Objective:To observe the pronunciation of consonants among children with developmental speech sound disorder and explore the correlation between mispronounced consonants and short-term memory so as to determine the pathogenesis of the disorder.Methods:Thirty-six children with developmental speech sound disorder and aged 4 to 13 years were evaluated. Their pronunciation of consonants at the phoneme and lexical levels was tested to record the error types and error rate. Twelve of the children were then randomly chosen to form a voice disorder group. Another 10 healthy counterparts constituted a control group. The short-term memory of both groups was assessed and any correlation between pronunciation and short-term memory was analyzed.Results:The children with a developmental speech sound disorder differed significantly from the controls in terms of the numbers of errors in articulating blade-alveolar, blade-palatal and velar consonants. On the phoneme level, the highest substitution error rate occurred when pronouncing lingua-palatal consonants (42.86%), followed by supradental consonants (32%).

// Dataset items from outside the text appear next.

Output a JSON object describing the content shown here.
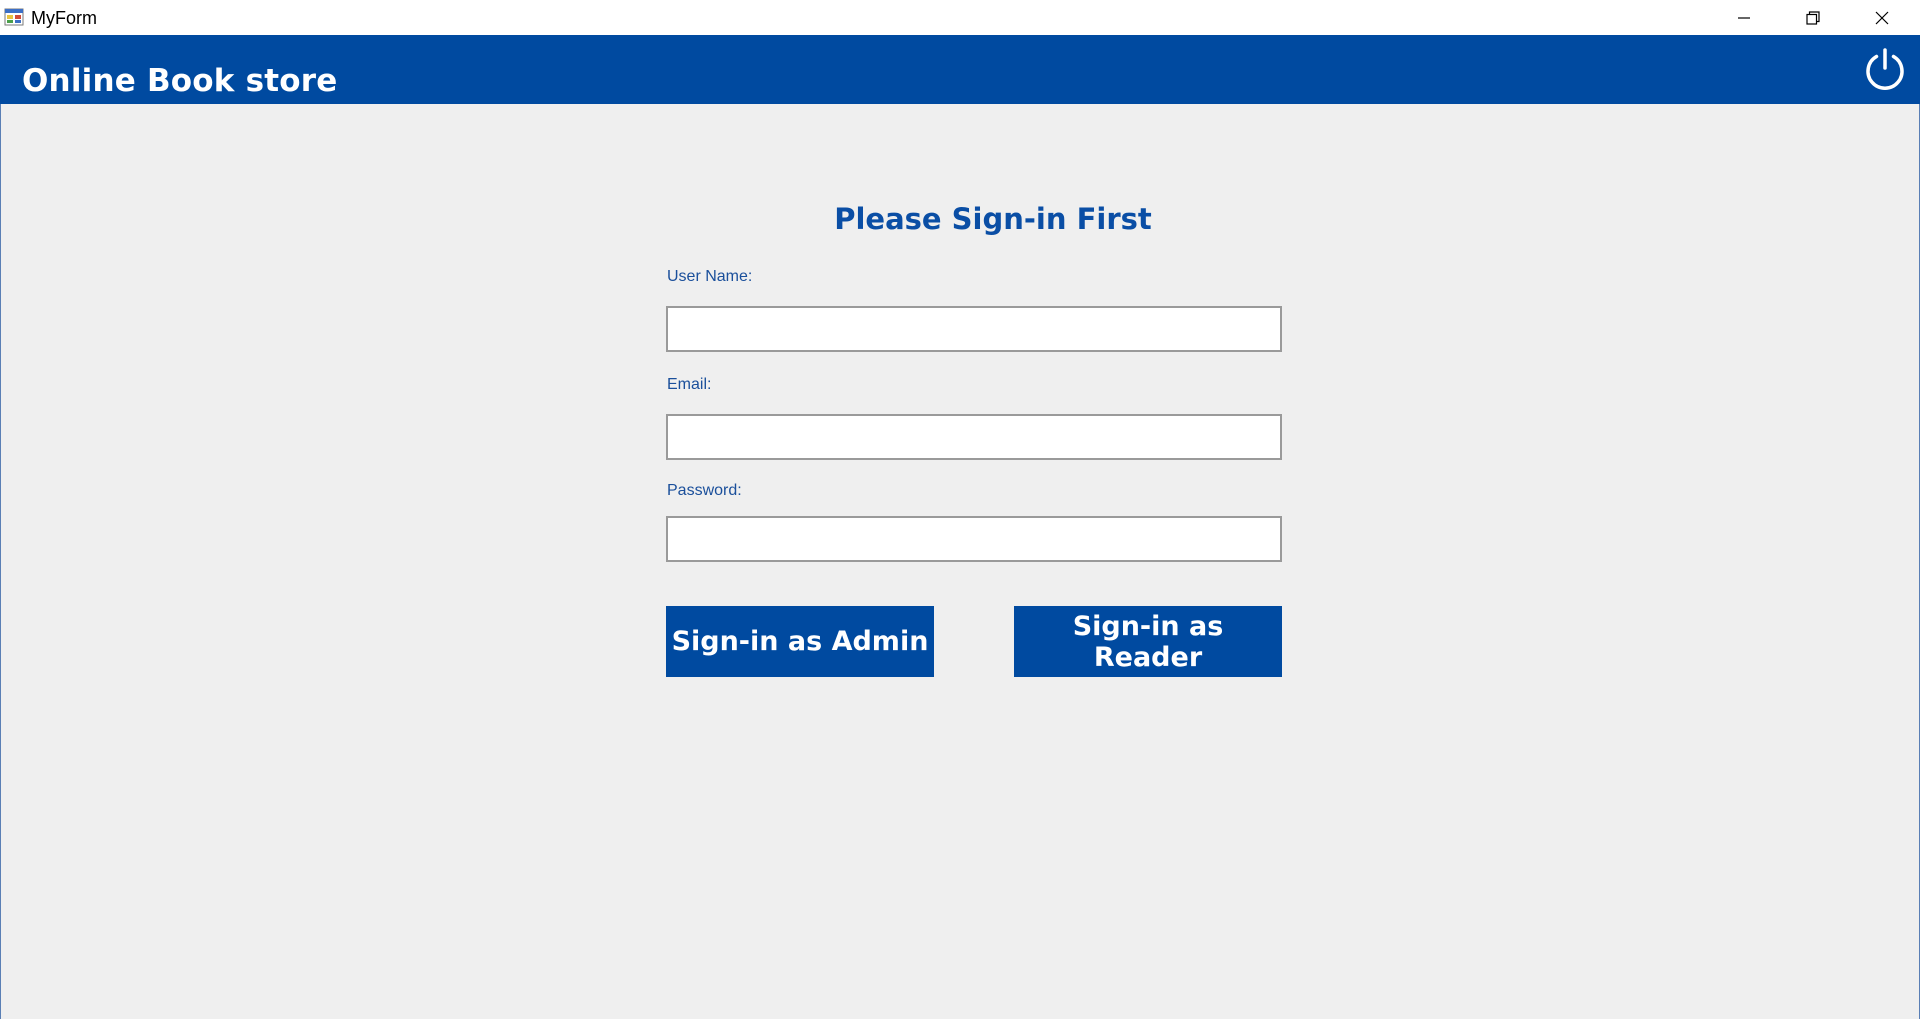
{
  "window": {
    "title": "MyForm",
    "icon": "windows-form-icon",
    "controls": {
      "minimize": "minimize-icon",
      "maximize": "restore-icon",
      "close": "close-icon"
    }
  },
  "header": {
    "title": "Online Book store",
    "power_icon": "power-icon",
    "background_color": "#004aa0"
  },
  "form": {
    "heading": "Please Sign-in First",
    "fields": [
      {
        "label": "User Name:",
        "value": "",
        "placeholder": ""
      },
      {
        "label": "Email:",
        "value": "",
        "placeholder": ""
      },
      {
        "label": "Password:",
        "value": "",
        "placeholder": ""
      }
    ],
    "buttons": {
      "admin": "Sign-in as Admin",
      "reader": "Sign-in as Reader"
    }
  },
  "colors": {
    "accent": "#004aa0",
    "label_text": "#1a4f9b",
    "background": "#efefef"
  }
}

The highest distortion and non-acquisition error rates were with blade-palatal consonants (14%) and lingua-palatal consonants (9.5%). On the vocabulary level, the highest substitution, distortion, ellipsis and non-acquisition error rates appeared when pronouncing lingua-palatal and velar consonants, velar and blade-palatal consonants, supradental consonants as well as blade-palatal consonants. Significant differences were found between the phoneme and lexical levels in the substitution of supradental and blade-palatal consonants as well as in the ellipsis of blade-alveolar consonants. They were moderately associated with pronunciation level. There was, however, no significant difference in working memory span between the two groups, and no significant correlation was observed between working memory span and pronunciation level.Conclusion:The mispronunciation of consonants by children with developmental speech disorders is higher at the lexical than at the phoneme level. They mainly substitute lingua-palatal and velar consonants and elide supradental consonants, which may be related to short-term memory span.